The independent MP for Edmonton-St.Albert and his bill

The unsettled matter of Brent Rathgeber

Brent Rathgeber tells Postmedia about what happened when he indicated some degree of support for an NDP motion at the justice committee.

Brent Rathgeber, the Conservative MP for Edmonton-St. Albert, had been instructed by the party to vote against Boivin’s motion. The party didn’t want the committee to study Schmidt’s complaint, and in a majority Parliament, what the governing party wants, the governing party gets. But Rathgeber went off script. “I am very sympathetic to your motion and to your desire to make sure the legislation is charter-proof,” he told Boivin. He was concerned that the committee might be interfering with a matter before the courts, though, so suggested that they think about it for a few days.

All hell broke loose. “You’ve never seen so much activity between the minister of justice’s minions, and the whip’s lackeys,” Rathgeber said Friday. “People were running in and out of the room and making phone calls. I think it was unprecedented.” Rathgeber was summoned for a meeting with Gordon O’Connor, who, as chief government whip, is in charge of enforcing discipline on the Conservative caucus. “We were told unequivocally that the government doesn’t want the study to be done,” Rathgeber said.

And Mr. Rathgeber tells CTV he will now be able to hold ministers to account in Question Period.

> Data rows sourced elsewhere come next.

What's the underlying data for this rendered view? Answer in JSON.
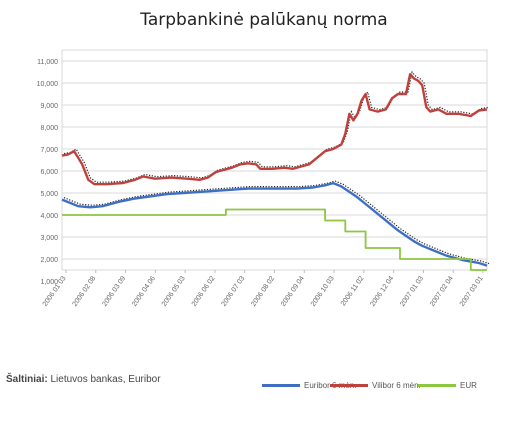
{
  "chart_data": {
    "type": "line",
    "title": "Tarpbankinė palūkanų norma",
    "ylim": [
      1.5,
      11.5
    ],
    "yticks": [
      "11,000",
      "10,000",
      "9,000",
      "8,000",
      "7,000",
      "6,000",
      "5,000",
      "4,000",
      "3,000",
      "2,000",
      "1,000"
    ],
    "yvals": [
      11,
      10,
      9,
      8,
      7,
      6,
      5,
      4,
      3,
      2,
      1
    ],
    "x_tick_labels": [
      "2006 01 03",
      "2006 02 08",
      "2006 03 09",
      "2006 04 06",
      "2006 05 03",
      "2006 06 02",
      "2006 07 03",
      "2006 08 02",
      "2006 09 04",
      "2006 10 03",
      "2006 11 02",
      "2006 12 04",
      "2007 01 03",
      "2007 02 04",
      "2007 03 01"
    ],
    "grid": true,
    "legend_position": "bottom",
    "series": [
      {
        "name": "Euribor 6 mėn.",
        "color": "#3f6fc4",
        "values": [
          [
            0,
            4.7
          ],
          [
            4,
            4.55
          ],
          [
            8,
            4.4
          ],
          [
            14,
            4.35
          ],
          [
            20,
            4.4
          ],
          [
            28,
            4.6
          ],
          [
            36,
            4.75
          ],
          [
            44,
            4.85
          ],
          [
            52,
            4.95
          ],
          [
            60,
            5.0
          ],
          [
            68,
            5.05
          ],
          [
            76,
            5.1
          ],
          [
            84,
            5.15
          ],
          [
            92,
            5.2
          ],
          [
            100,
            5.2
          ],
          [
            108,
            5.2
          ],
          [
            116,
            5.2
          ],
          [
            124,
            5.25
          ],
          [
            130,
            5.35
          ],
          [
            134,
            5.45
          ],
          [
            138,
            5.3
          ],
          [
            142,
            5.05
          ],
          [
            146,
            4.8
          ],
          [
            150,
            4.5
          ],
          [
            154,
            4.2
          ],
          [
            158,
            3.9
          ],
          [
            162,
            3.6
          ],
          [
            166,
            3.3
          ],
          [
            170,
            3.05
          ],
          [
            174,
            2.8
          ],
          [
            178,
            2.6
          ],
          [
            182,
            2.45
          ],
          [
            186,
            2.3
          ],
          [
            190,
            2.15
          ],
          [
            194,
            2.05
          ],
          [
            198,
            1.95
          ],
          [
            202,
            1.88
          ],
          [
            206,
            1.82
          ],
          [
            210,
            1.7
          ]
        ]
      },
      {
        "name": "Vilibor 6 mėn.",
        "color": "#c0403c",
        "values": [
          [
            0,
            6.7
          ],
          [
            3,
            6.75
          ],
          [
            6,
            6.9
          ],
          [
            8,
            6.6
          ],
          [
            10,
            6.3
          ],
          [
            13,
            5.6
          ],
          [
            16,
            5.4
          ],
          [
            22,
            5.4
          ],
          [
            30,
            5.45
          ],
          [
            36,
            5.6
          ],
          [
            40,
            5.75
          ],
          [
            46,
            5.65
          ],
          [
            54,
            5.7
          ],
          [
            62,
            5.65
          ],
          [
            68,
            5.6
          ],
          [
            72,
            5.7
          ],
          [
            76,
            5.95
          ],
          [
            80,
            6.05
          ],
          [
            84,
            6.15
          ],
          [
            88,
            6.3
          ],
          [
            92,
            6.35
          ],
          [
            96,
            6.3
          ],
          [
            98,
            6.1
          ],
          [
            104,
            6.1
          ],
          [
            110,
            6.15
          ],
          [
            114,
            6.1
          ],
          [
            118,
            6.2
          ],
          [
            122,
            6.3
          ],
          [
            126,
            6.6
          ],
          [
            130,
            6.9
          ],
          [
            134,
            7.0
          ],
          [
            138,
            7.2
          ],
          [
            140,
            7.7
          ],
          [
            142,
            8.6
          ],
          [
            144,
            8.3
          ],
          [
            146,
            8.6
          ],
          [
            148,
            9.2
          ],
          [
            150,
            9.5
          ],
          [
            152,
            8.8
          ],
          [
            156,
            8.7
          ],
          [
            160,
            8.8
          ],
          [
            163,
            9.3
          ],
          [
            166,
            9.5
          ],
          [
            170,
            9.5
          ],
          [
            172,
            10.4
          ],
          [
            174,
            10.2
          ],
          [
            176,
            10.1
          ],
          [
            178,
            9.9
          ],
          [
            180,
            8.9
          ],
          [
            182,
            8.7
          ],
          [
            186,
            8.8
          ],
          [
            190,
            8.6
          ],
          [
            196,
            8.6
          ],
          [
            202,
            8.5
          ],
          [
            206,
            8.75
          ],
          [
            210,
            8.8
          ]
        ]
      },
      {
        "name": "EUR",
        "color": "#8dc63f",
        "values": [
          [
            0,
            4.0
          ],
          [
            81,
            4.0
          ],
          [
            81,
            4.25
          ],
          [
            130,
            4.25
          ],
          [
            130,
            3.75
          ],
          [
            140,
            3.75
          ],
          [
            140,
            3.25
          ],
          [
            150,
            3.25
          ],
          [
            150,
            2.5
          ],
          [
            167,
            2.5
          ],
          [
            167,
            2.0
          ],
          [
            202,
            2.0
          ],
          [
            202,
            1.5
          ],
          [
            210,
            1.5
          ]
        ]
      }
    ]
  },
  "source": {
    "label": "Šaltiniai:",
    "text": "Lietuvos bankas, Euribor"
  }
}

“I was never able to ask unscripted, unvetted questions of ministers of the Crown. Now I can. It’s my intention to use that opportunity to hold ministers to account,” he said, calling his newfound freedom “liberating.” “It’s my intent to vote on pieces of legislation how I believe my constituents would want me to vote rather than how I know the party wanted me to vote.”

Meanwhile, Terrence Corcoran mounts a decent argument for amending Mr. Rathgeber’s bill as the government did. Thing is, it’s not clear that the government has bothered to mount such an argument. During debate in the House, the two parliamentary secretaries to the minister of justice addressed the bill here and here. Robert Goguen came closest to making an argument against the salary disclosure set out in the bill.

In the public sector, job classifications are accompanied by a salary range within which someone is paid. Where they specifically fall within that range depends upon a number of factors, including time spent in the position and performance reviews.

Until now, the only information regarding salaries that could be made available to an access requester was the salary ranges of individuals enquired about. This salary range, along with other disclosable information, was enough to give a requester a good idea of how much an individual was remunerated by the government. We believe that being able to obtain salary ranges for the majority of public servants pursuant to an access to information request is appropriate.

In 2006 the coverage of the Access to Information Act and Privacy Act was expanded to a number of crown corporations. This change was brought forward with the Federal Accountability Act. Information on parent crown corporations and their wholly owned subsidiaries is now accessible under the Access to Information Act and Privacy Act. As a result, the Access to Information Act and Privacy Act now include a number of government institutions whose employees and officials are much higher paid than the vast majority of civil servants. We support the idea put forward in Bill C-461, that the highest paid individuals in the public sphere should have their exact salaries disclosed.

However, we propose an amendment to permit the disclosure of the exact income of those individuals that exceeds the highest level of the deputy minister level. This is a more practical level to administer than pledging the threshold in the middle of the deputy minister classification as is currently in Bill C-461. It also better reflects the intention of disclosing the income of the very highest paid individuals.

This is a sensible amendment as it crystallizes the fundamental idea that if an individual, in the course of their employment, incurs an expense and is compensated for that expense by the government, then that information should no longer be treated as personal information. The more noted expenses, when they are paid back to the employee, will be known by all. It is important to be transparent because we want the government to be money wise and only spend money where it is necessary.

Conservative MP Brad Butt reportedly didn’t explain the amendments to Mr. Rathgeber’s bill when he moved them at the ethics committee last week and he wouldn’t comment when I asked him about the changes after Mr. Rathgeber’s resignation. Mr. Butt’s only explanation offered so far is that he didn’t want to create a “big bureaucracy” to deal with requests for salary information. When Justice Minister Rob Nicholson was asked about the amendments during QP last Thursday, he deferred, without explanation, to the current salary ranges.

As I seem to recall someone arguing last week—Kady O’Malley, maybe?—if the government opposed Mr. Rathgeber’s bill, it might’ve aimed to defeat the bill when it returned to the House from committee. The Prime Minister, for instance, could’ve whipped the cabinet and presented an argument—perhaps the one made by Corcoran—for why the bill should not be supported.

Instead, by Mr. Rathgeber’s reckoning, the Prime Minister’s Office had Mr. Rathgeber’s fellow backbenchers make substantial changes to the bill at committee—note that Mr. Butt told me he was not ordered to amend the bill—without much in the way of an argument.